Mr. Taylor told him that the F.D.A.’s job was to focus most of its efforts where the food safety risks were greatest.
The third stop was a 65-acre organic farm in Riverhead, run by Eve Kaplan-Walbrecht and her husband, Chris. They grow a dizzying array of crops, from arugula to zucchini, most of which they sell directly to customers through farmers’ markets and buying clubs.
They, too, had made costly improvements with an eye toward food safety, including building a large processing shed with a concrete floor, treated water, a bathroom and refrigerated storage. The new law exempts small farms that average less than $500,000 a year in sales and sell mostly to local customers. But Ms. Kaplan-Walbrecht said that her farm, known as Garden of Eve, brings in too much money to qualify for the exemption.
She worried that the new law could become a burden for small farmers, either by adding paperwork or by unleashing regulators with little understanding of how a farm worked.
“If you’re going to be in fear that someone’s going to show up and there’s going to be a rabbit in your carrot patch and you’re going to get in trouble, then that’s a problem,” she said.
But while farmers worry that the rules will be too stringent, food safety advocates worry that budget cuts could render the law toothless.
The Congressional Budget Office has said the F.D.A. will need hundreds of millions of dollars in new financing to execute the law, and there appears little chance that Mr. Taylor will get it.
The Republican-controlled House of Representatives has passed an appropriations bill that largely eliminates new money for the F.D.A. The Democrat-controlled Senate has not made its own proposal. But advocates fear that the new Congressional supercommittee that is to propose cuts under the debt ceiling deal could further pare the agency’s finances.
A budget freeze or cuts would have the greatest impact on the ambitious increase in inspections called for under the new law, which ramp up each year.
“Writing rules is inexpensive; enforcing them is expensive,” said David W. Acheson, a former associate commissioner of the F.D.A. who is now a food safety consultant. “There will be a public health impact because enforcement won’t be to the extent they want to do it.”
The agency has already said that, without lots of new money, it won’t be able to conduct the thousands of foreign food inspections the law would require after a few years. Increasing domestic inspections would be difficult, too. The F.D.A. has about 1,000 inspectors trained to visit food establishments but most of them also inspect drug and medical device facilities. Hiring new inspectors or retraining existing ones is costly.

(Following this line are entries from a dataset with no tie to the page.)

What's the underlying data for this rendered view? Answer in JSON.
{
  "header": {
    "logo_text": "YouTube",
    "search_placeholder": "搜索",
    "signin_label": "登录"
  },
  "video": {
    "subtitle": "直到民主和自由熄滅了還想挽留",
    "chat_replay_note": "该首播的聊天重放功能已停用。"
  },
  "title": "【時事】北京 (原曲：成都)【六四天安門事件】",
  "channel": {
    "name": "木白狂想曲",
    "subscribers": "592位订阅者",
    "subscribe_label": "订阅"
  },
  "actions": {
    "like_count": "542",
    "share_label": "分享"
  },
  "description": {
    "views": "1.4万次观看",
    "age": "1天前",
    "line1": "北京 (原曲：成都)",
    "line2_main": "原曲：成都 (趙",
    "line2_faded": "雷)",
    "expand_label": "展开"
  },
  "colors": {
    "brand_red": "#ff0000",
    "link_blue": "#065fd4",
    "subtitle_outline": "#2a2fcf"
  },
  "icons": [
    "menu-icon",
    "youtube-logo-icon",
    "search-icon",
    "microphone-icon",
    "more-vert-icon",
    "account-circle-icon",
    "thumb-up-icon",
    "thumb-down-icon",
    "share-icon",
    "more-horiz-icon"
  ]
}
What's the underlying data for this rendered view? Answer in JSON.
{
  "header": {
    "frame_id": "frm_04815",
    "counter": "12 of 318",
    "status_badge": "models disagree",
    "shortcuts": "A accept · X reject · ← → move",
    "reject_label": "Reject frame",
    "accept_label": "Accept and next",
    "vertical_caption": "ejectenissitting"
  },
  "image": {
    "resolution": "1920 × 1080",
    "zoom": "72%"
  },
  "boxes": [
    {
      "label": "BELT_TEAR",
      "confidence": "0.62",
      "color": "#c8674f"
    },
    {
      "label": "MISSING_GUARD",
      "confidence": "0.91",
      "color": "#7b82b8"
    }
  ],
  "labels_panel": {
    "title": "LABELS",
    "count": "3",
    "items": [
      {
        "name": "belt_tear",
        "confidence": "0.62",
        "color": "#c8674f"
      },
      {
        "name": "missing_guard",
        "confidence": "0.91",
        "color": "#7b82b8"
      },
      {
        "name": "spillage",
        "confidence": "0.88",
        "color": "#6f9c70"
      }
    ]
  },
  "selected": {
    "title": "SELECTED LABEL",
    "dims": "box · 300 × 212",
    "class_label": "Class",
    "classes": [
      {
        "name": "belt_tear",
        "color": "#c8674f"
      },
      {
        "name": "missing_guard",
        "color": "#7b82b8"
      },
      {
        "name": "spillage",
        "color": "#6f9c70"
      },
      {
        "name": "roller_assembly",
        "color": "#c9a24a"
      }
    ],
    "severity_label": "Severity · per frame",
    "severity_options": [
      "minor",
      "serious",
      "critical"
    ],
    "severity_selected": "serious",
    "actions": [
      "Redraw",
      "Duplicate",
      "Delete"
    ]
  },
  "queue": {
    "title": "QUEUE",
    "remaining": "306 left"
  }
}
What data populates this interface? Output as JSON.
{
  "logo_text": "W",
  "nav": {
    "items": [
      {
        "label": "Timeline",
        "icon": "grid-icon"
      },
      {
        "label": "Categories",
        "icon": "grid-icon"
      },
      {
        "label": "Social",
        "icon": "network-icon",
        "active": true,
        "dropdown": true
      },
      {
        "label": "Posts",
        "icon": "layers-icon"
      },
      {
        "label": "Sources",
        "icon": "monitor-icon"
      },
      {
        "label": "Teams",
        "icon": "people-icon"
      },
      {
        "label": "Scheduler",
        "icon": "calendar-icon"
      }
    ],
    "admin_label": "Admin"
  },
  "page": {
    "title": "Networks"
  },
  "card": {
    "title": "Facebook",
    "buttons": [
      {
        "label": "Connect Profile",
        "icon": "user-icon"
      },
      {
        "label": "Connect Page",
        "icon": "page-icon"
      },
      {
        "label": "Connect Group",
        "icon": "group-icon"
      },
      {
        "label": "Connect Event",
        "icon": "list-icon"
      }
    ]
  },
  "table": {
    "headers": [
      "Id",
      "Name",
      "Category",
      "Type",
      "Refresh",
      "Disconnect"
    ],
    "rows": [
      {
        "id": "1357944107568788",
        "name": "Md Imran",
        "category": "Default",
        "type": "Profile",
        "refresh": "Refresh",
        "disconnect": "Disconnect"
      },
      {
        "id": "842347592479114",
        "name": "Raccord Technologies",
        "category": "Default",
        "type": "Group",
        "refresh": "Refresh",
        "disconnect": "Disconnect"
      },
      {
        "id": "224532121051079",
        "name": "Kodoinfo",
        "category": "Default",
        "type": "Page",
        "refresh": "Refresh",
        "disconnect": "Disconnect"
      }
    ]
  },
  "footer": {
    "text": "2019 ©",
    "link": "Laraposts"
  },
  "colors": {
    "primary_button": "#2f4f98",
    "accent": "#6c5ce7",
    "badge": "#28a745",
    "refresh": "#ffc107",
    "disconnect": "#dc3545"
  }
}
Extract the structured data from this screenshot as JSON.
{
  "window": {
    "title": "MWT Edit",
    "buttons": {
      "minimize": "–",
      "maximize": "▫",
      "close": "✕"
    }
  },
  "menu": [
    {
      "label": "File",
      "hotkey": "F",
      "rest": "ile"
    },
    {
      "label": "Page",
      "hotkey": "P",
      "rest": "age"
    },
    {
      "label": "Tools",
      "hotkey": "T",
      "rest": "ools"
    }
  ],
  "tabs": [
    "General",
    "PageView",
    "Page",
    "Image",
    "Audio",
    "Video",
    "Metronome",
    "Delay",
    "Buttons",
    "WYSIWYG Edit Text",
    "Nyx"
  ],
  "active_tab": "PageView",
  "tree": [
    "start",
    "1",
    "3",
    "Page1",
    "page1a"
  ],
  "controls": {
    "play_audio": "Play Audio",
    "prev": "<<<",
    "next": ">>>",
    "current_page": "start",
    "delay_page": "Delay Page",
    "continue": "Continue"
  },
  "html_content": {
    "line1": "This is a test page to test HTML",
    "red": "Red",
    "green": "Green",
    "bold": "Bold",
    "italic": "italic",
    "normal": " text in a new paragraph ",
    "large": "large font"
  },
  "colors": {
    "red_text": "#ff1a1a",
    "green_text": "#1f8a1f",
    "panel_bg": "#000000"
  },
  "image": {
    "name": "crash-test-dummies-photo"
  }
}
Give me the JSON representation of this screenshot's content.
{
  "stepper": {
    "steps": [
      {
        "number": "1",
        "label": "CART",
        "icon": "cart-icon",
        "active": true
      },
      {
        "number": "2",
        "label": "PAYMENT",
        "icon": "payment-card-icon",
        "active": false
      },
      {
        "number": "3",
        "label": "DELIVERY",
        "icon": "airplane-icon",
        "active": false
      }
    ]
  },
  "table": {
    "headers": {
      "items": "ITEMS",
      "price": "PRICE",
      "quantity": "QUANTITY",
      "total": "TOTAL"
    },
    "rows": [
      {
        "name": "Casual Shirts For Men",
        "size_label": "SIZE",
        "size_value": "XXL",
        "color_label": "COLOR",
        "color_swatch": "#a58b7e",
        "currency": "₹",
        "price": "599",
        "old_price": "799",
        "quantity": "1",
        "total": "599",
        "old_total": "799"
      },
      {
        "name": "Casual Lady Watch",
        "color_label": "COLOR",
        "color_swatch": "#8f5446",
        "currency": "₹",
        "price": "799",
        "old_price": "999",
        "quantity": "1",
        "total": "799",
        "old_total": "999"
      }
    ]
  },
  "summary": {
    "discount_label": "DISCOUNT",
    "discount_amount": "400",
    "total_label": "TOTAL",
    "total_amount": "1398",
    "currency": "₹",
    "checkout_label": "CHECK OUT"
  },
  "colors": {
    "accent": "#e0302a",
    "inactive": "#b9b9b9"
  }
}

So far, Mr. Taylor has won praise for the introduction of the new law. A lawyer and longtime official at the F.D.A. and the Agriculture Department, he headed the U.S.D.A.’s food safety office in 1994 when the agency declared it illegal to sell ground beef containing a toxic form of E. coli bacteria, a move that was fiercely opposed by the meat industry. He has also worked in the private sector, most recently as a vice president for public policy at Monsanto, the agricultural chemical and biotech company.
“I’ve never seen the agency go at anything with such enthusiasm,” said Carol L. Tucker Foreman, a food policy expert at the Consumer Federation of America. But she feared that without a higher budget, the agency would take shortcuts. The law requires the most frequent inspections at the riskiest facilities, and Ms. Tucker Foreman questioned whether the agency would simply classify fewer operations as high risk to make its job easier.
Mr. Taylor said that would not happen. “We’re not going to game the system,” he said.